19 Februari 2011

Tegas dan Pasti untuk Ahmadiyah

 

Melihat sidang di DPR tentang Ahmadiyah, meski sepintas melalui layar kaca, ada satu semangat demokratis yang hendak dibangun di negara ini, yakni semangat menyelesaikan suatu perkara atau masalah melalui jalur musyawarah.

Saya kira, model penyelesaian masalah semacam ini merupakan bagian dari cara-cara bijak. Meski agak terlambat, tapi bagaimana pun juga, duduk bersama dengan cara dialog tanpa emosi merupakan langkah maju di negara ini. Boleh jadi, metode semacam ini adalah bagian dari penerapan sila keempat, "Kerakyatan yang dipimpin oleh hikmat dalam permusyawaratan/perwakilan".

Dengan menghadirkan narasumber yang kompeten dan pihak-pihak yang bertikai, maka hal ini merupakan sikap dewasa dalam berpikir dan bertindak. Semua dipersilahkan berdebat atau bermujadalah, tapi bil-lati hiya ahsan atau dengan cara terbaik. Dengan begitu, publik bisa tahu tentang apa sih sebenarnya keyakinan Ahmadiyah itu? Benarkah mereka menistakan agama, seperti: mengakui adanya rasul lain setelah Nabi Muhammad saw? Apakah memang rekrutmen anggota oleh Jamaah Ahmadiyah itu merisaukan warga setempat? Dan lain sebagainya.

Sebaliknya, dari pihak MUI atau ormas Islam yang telah mengeluarkan fatwa sesat dan merekomendasikan bahwa Ahmadiyah harus dilarang hidup di Indonesia, juga bisa memberikan alasan atau argumen yang kuat. Seberapa sesat tingkat keyakinan Jamaah Ahmadiyah? Apa yang melandasi fatwa itu sehingga Ahmadiyah perlu dilarang? Apakah fatwa itu yang menjadi bomerang lahirnya tindakan anarkisme? Dan sebagainya.

Demikian juga dari beberapa ormas Islam yang selama ini sering melakukan tindakan brutal dan pengrusakan, mereka pun perlu dipanggil untuk dimintai keterangan tentang alasan mereka melakukan itu? Siapa penggeraknya?
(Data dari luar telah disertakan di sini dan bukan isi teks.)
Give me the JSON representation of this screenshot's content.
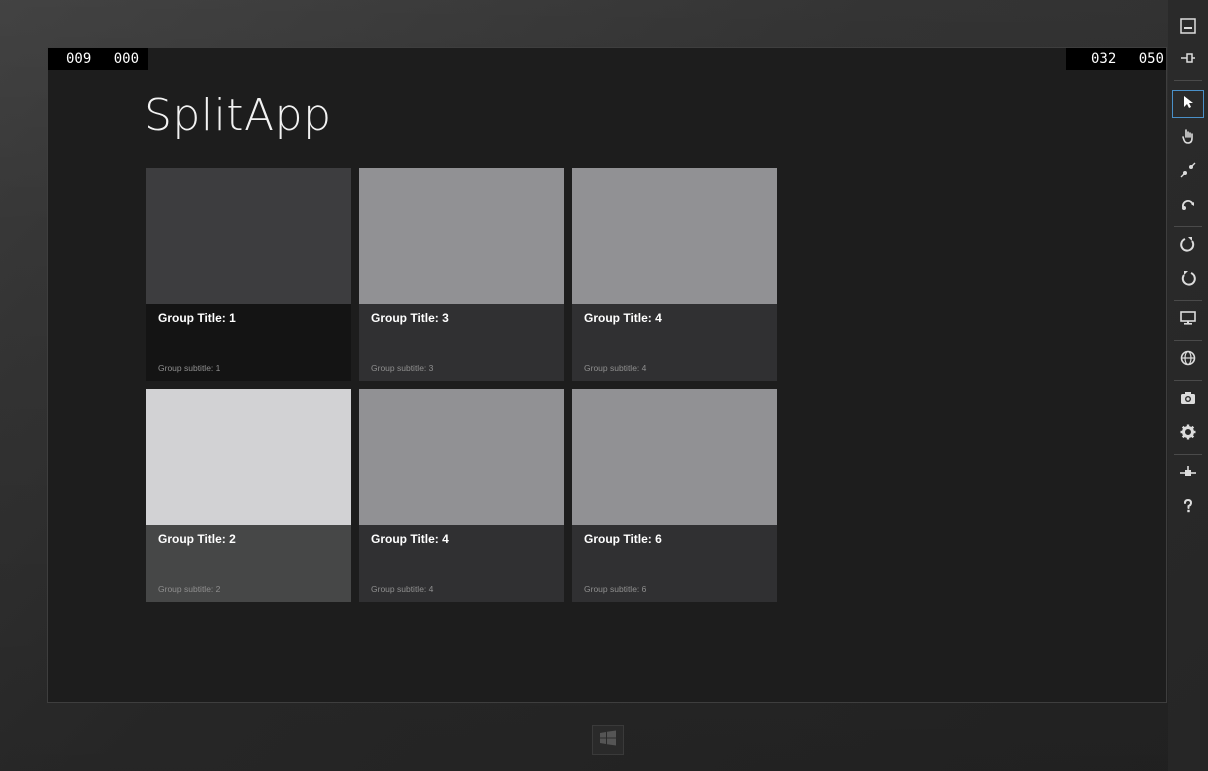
{
  "app": {
    "title": "SplitApp"
  },
  "status": {
    "left": [
      "009",
      "000"
    ],
    "right": [
      "032",
      "050"
    ]
  },
  "groups": [
    {
      "title": "Group Title: 1",
      "subtitle": "Group subtitle: 1",
      "image_color": "#3d3d3f",
      "caption_color": "#141414"
    },
    {
      "title": "Group Title: 3",
      "subtitle": "Group subtitle: 3",
      "image_color": "#919194",
      "caption_color": "#303032"
    },
    {
      "title": "Group Title: 4",
      "subtitle": "Group subtitle: 4",
      "image_color": "#919194",
      "caption_color": "#303032"
    },
    {
      "title": "Group Title: 2",
      "subtitle": "Group subtitle: 2",
      "image_color": "#d2d2d4",
      "caption_color": "#464747"
    },
    {
      "title": "Group Title: 4",
      "subtitle": "Group subtitle: 4",
      "image_color": "#919194",
      "caption_color": "#303032"
    },
    {
      "title": "Group Title: 6",
      "subtitle": "Group subtitle: 6",
      "image_color": "#919194",
      "caption_color": "#303032"
    }
  ],
  "toolbar": {
    "tools": [
      {
        "icon": "minimize-icon"
      },
      {
        "icon": "pin-icon"
      },
      {
        "icon": "mouse-mode-icon",
        "selected": true
      },
      {
        "icon": "touch-mode-icon"
      },
      {
        "icon": "pinch-zoom-icon"
      },
      {
        "icon": "rotation-touch-icon"
      },
      {
        "icon": "rotate-clockwise-icon"
      },
      {
        "icon": "rotate-counterclockwise-icon"
      },
      {
        "icon": "change-resolution-icon"
      },
      {
        "icon": "set-location-icon"
      },
      {
        "icon": "screenshot-icon"
      },
      {
        "icon": "settings-icon"
      },
      {
        "icon": "network-icon"
      },
      {
        "icon": "help-icon"
      }
    ]
  },
  "colors": {
    "accent": "#4a90c8",
    "screen_background": "#1d1d1d"
  }
}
Apakah kelakuan mereka itu memang dibenarkan dalam pandangan agama yang mereka yakini dan juga dalam tataran hukum negara? Apakah "suara-suara revolusi" yang mereka teriakkan itu merupakan ancaman terhadap integritas negara? Jika hal itu mengancam negara, perlukah mereka juga ditindak secara hukum?

Melihat polemik dan perdebatan tentang Ahmadiyah di atas, sepelik dan serumit apapun permasalahan ini, bila masih disikapi dengan "kepala dingin" dan melalui dialog, maka hal itu merupakan langkah maju dari kehidupan berbangsa dan bernegara yang demokratis.

Meski demikian, tapi satu hal lagi yang paling penting, yakni kasus ini harus segera dituntaskan! Harus ada keputusan: apakah Ahmadiyah itu dibubarkan atau dilabeli sebagai agama baru di Indonesia "Agama Ahmadiyah" dengan melarang aktivitas jamaah untuk memakai atribut-atribut Islamuntuk selama-lamanya?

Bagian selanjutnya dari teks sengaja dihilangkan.